----------------------------------------------------
FILE: README.txt
DATE: 2010-11-17
----------------------------------------------------

(c) Copyright 2009-2010, J.D. Power and Associates, 
All rights reserved, no re-distribution.

This is the J.D. Power and Associates mention, co-reference, meronymy,
and sentiment corpus.

Cite this corpus as:

Jason S. Kessler, Miriam Eckert, Lyndsie Clark, and Nicolas Nicolov. The ICWSM 2010 JDPA Sentiment Corpus for the Automotive Domain. In the 4th International AAAI Conference on Weblogs and Social Media Data Challenge Workshop (ICWSM-DCW 2010), 2010. Washington, D.C. 

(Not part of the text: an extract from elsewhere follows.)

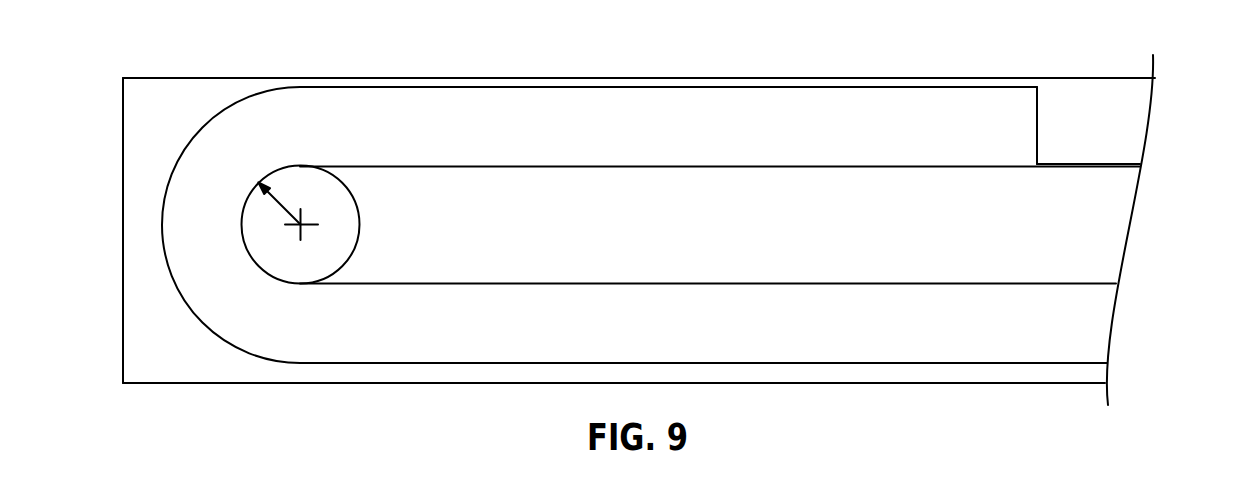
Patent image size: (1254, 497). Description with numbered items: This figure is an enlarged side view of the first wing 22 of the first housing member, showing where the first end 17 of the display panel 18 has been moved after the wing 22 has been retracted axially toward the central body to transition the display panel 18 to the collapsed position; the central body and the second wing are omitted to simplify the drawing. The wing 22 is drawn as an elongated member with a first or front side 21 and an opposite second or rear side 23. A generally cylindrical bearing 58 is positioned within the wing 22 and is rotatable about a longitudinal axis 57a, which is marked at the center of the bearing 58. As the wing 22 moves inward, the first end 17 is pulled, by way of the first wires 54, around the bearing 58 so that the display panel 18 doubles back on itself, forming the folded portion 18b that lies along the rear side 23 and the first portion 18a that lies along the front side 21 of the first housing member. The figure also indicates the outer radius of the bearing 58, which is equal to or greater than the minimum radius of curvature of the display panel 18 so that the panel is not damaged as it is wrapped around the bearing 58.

@inproceedings{KesslerEtAl2010,
  author = {Jason S. Kessler and Miriam Eckert and Lyndsie Clark and Nicolas Nicolov},
  title = {The 2010 ICWSM JDPA Sentment Corpus for the Automotive Domain},
  booktitle = {4th International AAAI Conference on Weblogs and Social Media Data Workshop Challenge (ICWSM-DWC 2010)},
  year = {2010},
  url = {http://www.cs.indiana.edu/\~{}jaskessl/icwsm10.pdf}
}


====================================================
=============== OVERVIEW ===========================
====================================================

The JDPA Corpus consists of user-generated content (blog posts)
containing opinions about automobiles and digital cameras.  They have
been manually annotated for named, nominal, and pronominal mentions of
entities.  Entities are marked with the aggregate sentiment expressed
toward them in the document.  Mentions of each entity are marked as
co-referential.  Mentions are assigned semantic types consisting of
the Automatic Content Extraction (ACE) mention types and additional
domain-specific types.  Meronymy (part-of and feature-of) and instance
relations are also annotated.  Expressions which convey sentiment
toward an entity are annotated with the polarity of their prior and
contextual sentiments as well the mentions they target.  The following
modifiers are annotated.  These may target other modifiers or
sentiment expressions

 - negators (expressions which invert the polarity of a sentiment
   expression or modifier)
 - neutralizers (expressions that do not commit the the speaker to the
   truth of the target sentiment expression or modifier)
 - committers (expressions which shift the commitment of the speaker
   toward the truth a sentiment expression or modifier)
 - intensifiers (expressions which shift the intensity of a sentiment
   expression or modifier)

Additionally, we have annotated when the opinion holder of a sentiment
expression is someone other than the author of the blog by linking the
expression to the holder.  We also annotate when two entities are
compared on a particular dimension.

The data, organized into training and testing sets, consists of 515
documents (blog posts) covering 330,762 tokens which make up 19,322
sentences.  87,532 mentions and 15,637 sentiment expressions are
annotated.

====================================================
=============== DIRECTORY STRUCTURE ================
====================================================

doc/JDPA-Sentiment-Corpus-Annotation-Guidelines-ver-2009-12-17.pdf
    Description of the annotations.

doc/JDPA-Sentiment-Corpus-Licence-ver-2009-12-17.doc
    The licence in MS-Word format.

doc/README.txt
    This file.

Below, DOMAIN may be "car" or "camera".

    The annotation files in XML format are in:
    $DOMAIN/batch*/annotation/*.xml

    The corresponding text files are in:
    $DOMAIN/batch*/txt/*.txt

    Some files have accompanying metadata, which includes the URL of
    the file's text. 
    $DOMAIN/batch*/meta/*-meta.xml

====================================================
=============== FILE STRUCTURE =====================
====================================================

The XML files provide stand-off annotations for their corresponding
text files.  The scheme, which follows, is based on the XML format
used by the Protege plug-in Knowtator
(http://knowtator.sourceforge.net/).

Annotations span two or more tags in the <annotations> tag. 
 
The first tag is <annotation>, containing the <mention> subtag, specifying 
the id of the annotation.  Next is the <annotator> subtag, giving an
anonymized annotator's id and pseudonym.  <span> specifies the
start and end byte-offsets of the annotation and the text it
spans while <spannedText> contains the text covered by the annotation.
<spannedText> is optional and may omit some leading/trailing whitespace 
(or multiple whitespaces).  See the <annotation> tag below for an example.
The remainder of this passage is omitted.